Home ›› 30 Jul 2022 ›› Opinion
The way you deal with this emotion could lead to a major breakup — or a closer, happier relationship. Jealousy can arise in a million different situations and sometimes hits you when you least expect it. Maybe your husband won’t stop joking about his “work wife,” or your girlfriend flirted with the waitress at dinner last night. If you felt a little twinge in your gut and an urge to keep your partner to yourself, let’s get one thing straight: Jealousy is a normal emotion. “I would actually argue that all jealousy is natural,” says Jennifer Bevan, Ph.D., professor of communication at Chapman University in Orange, California. In fact, it’s so natural, Bevan points out, that researchers have studied people around the world and found very few cultures where jealousy isn’t present. The problem is when it becomes a destructive force. “It’s when it’s not being handled well that it can become what we call ‘morbid jealousy,’ which is when it spirals out of control.” That’s probably the type you wish you didn’t feel.
Believe us — you’ll know! Maybe you’ve never wanted to read your boyfriend’s texts before and now it’s pretty tempting. Maybe there’s a burning feeling in your chest whenever you see him talk to another woman. Maybe you get cranky whenever your wife tells a funny story about a situation you weren’t present for. Maybe, if you could, you’d clear her calendar so she could devote every bit of her attention to you.

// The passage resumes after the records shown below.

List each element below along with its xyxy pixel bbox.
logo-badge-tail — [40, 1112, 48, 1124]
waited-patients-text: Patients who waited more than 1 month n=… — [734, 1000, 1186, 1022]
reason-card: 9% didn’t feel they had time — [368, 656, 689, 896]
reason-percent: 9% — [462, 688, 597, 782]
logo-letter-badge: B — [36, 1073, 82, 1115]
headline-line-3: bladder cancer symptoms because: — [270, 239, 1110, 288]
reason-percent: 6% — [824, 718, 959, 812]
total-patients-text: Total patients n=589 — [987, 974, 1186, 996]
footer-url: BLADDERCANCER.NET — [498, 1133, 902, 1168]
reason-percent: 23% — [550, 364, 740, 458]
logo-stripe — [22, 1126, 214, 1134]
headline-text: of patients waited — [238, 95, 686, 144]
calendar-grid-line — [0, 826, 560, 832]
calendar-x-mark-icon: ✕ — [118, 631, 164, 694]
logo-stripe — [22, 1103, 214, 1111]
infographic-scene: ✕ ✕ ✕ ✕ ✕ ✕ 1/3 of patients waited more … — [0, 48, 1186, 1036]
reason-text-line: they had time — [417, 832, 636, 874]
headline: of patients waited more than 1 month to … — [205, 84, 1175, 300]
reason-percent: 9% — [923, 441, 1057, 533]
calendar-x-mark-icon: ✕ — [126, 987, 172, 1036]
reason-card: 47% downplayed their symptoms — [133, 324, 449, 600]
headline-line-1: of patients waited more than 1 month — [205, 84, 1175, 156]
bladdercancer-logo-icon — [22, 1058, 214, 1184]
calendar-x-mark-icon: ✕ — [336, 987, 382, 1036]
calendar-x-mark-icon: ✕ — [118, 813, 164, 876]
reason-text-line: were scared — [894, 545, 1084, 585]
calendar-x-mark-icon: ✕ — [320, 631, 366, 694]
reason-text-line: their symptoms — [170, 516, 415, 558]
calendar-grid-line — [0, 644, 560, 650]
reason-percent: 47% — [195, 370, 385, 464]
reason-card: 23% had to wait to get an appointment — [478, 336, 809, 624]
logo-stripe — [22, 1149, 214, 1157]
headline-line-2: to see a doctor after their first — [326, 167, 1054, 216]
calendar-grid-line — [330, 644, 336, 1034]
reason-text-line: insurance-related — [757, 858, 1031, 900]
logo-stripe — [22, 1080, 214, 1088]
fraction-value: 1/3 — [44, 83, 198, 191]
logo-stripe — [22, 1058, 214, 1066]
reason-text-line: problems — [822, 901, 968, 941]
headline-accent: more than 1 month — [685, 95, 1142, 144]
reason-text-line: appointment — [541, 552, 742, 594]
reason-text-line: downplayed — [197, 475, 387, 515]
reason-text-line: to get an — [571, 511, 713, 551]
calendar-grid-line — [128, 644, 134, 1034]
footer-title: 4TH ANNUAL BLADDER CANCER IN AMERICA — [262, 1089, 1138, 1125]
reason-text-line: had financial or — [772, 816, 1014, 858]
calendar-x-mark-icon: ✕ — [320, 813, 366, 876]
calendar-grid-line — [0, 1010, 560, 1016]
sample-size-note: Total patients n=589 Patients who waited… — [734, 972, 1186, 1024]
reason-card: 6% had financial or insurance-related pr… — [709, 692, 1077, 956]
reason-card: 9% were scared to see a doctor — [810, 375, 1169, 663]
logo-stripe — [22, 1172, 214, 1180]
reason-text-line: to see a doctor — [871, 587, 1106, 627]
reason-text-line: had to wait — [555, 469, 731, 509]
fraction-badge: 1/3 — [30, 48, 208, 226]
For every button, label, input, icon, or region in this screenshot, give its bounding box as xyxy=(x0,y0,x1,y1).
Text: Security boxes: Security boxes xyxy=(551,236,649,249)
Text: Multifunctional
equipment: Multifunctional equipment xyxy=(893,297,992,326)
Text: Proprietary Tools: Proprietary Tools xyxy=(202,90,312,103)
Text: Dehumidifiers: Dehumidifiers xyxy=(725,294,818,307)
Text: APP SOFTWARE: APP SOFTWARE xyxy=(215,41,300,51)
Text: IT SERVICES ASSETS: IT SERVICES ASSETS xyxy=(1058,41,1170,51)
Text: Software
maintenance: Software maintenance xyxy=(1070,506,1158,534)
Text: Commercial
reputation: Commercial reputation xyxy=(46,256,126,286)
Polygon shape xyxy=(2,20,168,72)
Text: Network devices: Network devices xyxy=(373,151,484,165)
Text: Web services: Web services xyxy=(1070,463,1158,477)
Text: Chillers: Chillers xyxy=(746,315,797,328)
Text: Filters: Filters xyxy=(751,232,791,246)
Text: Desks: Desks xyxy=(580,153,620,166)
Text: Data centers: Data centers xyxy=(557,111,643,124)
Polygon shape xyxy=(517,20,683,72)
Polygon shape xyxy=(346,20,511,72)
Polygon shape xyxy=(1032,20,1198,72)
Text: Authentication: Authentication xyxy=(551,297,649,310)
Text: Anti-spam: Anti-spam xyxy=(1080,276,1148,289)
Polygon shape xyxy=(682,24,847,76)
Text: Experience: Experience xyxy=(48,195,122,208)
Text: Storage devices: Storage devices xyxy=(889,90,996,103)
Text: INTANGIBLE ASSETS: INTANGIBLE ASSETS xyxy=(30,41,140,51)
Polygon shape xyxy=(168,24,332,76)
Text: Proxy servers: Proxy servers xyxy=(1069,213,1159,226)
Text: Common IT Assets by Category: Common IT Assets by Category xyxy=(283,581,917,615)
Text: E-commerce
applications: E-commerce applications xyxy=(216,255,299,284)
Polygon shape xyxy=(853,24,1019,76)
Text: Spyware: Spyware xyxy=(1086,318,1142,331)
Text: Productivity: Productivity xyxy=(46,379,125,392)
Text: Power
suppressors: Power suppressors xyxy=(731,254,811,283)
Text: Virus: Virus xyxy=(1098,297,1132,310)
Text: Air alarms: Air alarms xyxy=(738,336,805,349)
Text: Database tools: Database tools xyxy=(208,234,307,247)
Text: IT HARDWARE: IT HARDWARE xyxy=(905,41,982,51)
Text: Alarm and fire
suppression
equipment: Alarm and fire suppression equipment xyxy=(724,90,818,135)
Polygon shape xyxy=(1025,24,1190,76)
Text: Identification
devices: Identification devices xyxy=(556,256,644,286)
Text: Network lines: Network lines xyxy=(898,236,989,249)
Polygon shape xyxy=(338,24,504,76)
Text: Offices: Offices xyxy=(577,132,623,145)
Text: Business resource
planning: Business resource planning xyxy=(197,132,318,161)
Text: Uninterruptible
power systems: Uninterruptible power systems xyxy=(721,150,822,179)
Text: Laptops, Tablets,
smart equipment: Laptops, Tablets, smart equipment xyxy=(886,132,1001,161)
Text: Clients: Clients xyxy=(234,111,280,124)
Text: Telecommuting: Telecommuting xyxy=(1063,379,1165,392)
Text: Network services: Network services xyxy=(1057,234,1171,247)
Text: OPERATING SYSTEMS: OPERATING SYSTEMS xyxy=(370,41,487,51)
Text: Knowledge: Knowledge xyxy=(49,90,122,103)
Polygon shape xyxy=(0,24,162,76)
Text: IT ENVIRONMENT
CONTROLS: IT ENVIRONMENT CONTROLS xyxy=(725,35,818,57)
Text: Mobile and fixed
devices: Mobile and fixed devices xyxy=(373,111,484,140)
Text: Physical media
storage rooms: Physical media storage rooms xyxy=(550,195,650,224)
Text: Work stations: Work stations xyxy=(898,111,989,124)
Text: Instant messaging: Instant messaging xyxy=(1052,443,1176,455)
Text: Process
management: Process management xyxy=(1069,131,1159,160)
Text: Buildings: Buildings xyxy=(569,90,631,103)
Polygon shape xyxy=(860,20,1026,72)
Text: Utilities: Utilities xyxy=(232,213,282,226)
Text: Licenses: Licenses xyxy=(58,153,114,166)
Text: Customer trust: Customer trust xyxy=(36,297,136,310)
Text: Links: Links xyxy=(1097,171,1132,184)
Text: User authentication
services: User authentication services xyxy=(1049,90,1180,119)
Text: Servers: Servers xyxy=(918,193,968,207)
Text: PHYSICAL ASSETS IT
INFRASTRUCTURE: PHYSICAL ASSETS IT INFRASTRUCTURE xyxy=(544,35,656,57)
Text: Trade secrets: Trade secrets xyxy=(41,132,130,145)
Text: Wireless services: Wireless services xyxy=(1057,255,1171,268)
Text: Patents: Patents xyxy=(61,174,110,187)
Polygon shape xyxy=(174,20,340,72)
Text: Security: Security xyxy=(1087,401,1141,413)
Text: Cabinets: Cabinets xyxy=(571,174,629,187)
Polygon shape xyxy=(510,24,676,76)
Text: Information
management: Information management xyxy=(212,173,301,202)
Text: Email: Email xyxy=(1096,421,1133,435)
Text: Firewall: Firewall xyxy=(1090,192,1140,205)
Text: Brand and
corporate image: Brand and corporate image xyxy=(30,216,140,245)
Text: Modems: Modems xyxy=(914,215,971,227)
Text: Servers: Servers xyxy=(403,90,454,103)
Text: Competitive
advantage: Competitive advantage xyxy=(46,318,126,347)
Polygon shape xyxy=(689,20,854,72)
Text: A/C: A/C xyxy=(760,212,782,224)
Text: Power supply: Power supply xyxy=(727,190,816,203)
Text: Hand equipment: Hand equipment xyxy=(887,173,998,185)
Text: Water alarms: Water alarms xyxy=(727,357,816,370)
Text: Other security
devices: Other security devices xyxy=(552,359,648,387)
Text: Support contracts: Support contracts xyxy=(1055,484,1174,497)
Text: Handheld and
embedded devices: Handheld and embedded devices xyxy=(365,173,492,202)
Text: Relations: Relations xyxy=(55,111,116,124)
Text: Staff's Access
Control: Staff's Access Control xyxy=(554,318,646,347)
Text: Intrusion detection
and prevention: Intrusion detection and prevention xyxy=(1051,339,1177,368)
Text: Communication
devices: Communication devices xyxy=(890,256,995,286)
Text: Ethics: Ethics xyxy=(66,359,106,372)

“Researchers who study jealousy are an interdisciplinary group of psychologists, family studies researchers, cultural anthropologists and communication researchers like myself and they mostly agree that we experience it in three ways,” explains Bevan. “First we feel it emotionally; then we experience it cognitively so we think about it and worry and become suspicious; and lastly, we communicate it.”
Emotionally: Jealousy may start with an uncomfortable feeling such as anger, sadness, pain, surprise, confusion or anxiety. Ugghhh, why is he laughing so hard at that other girl’s corny joke?
Cognitively: Then, as you start to process it, thoughts can run the gamut. What is this other person bringing to the table for my partner that I can’t? Why doesn’t my significant other flirt like that with me anymore? Do they even love me? When it preoccupies you or causes rumination (turning it over and over again in your mind), that’s when jealousy can start to harm your mental health. “Rumination stresses people out because they end up stuck in cycle with no resolution,” says Erin Wiley, M.A., L.P.C.C., a clinical psychotherapist and the executive director of The Willow Center, a counseling practice in Toledo, Ohio. “Someone who is already struggling with anxiety or depression could be more likely to fall into the habit of ruminating on negative jealous thoughts.” Eventually, it may bleed over into the very relationship you cherish itself.
It gets communicated: “It doesn’t really impact the relationship per se, until it’s expressed,” says Bevan. And “expressed” doesn’t necessarily mean you telling your partner you’re jealous, although you can. Some of the less productive ways to express it might be that you avoid your partner, try to control whom they spend time with or throw things across the room in exasperation. More positive ways include working through your feelings about the current situation with a therapist or a trusted friend, or your significant other if you can do it in a way that will help, not hurt, your relationship.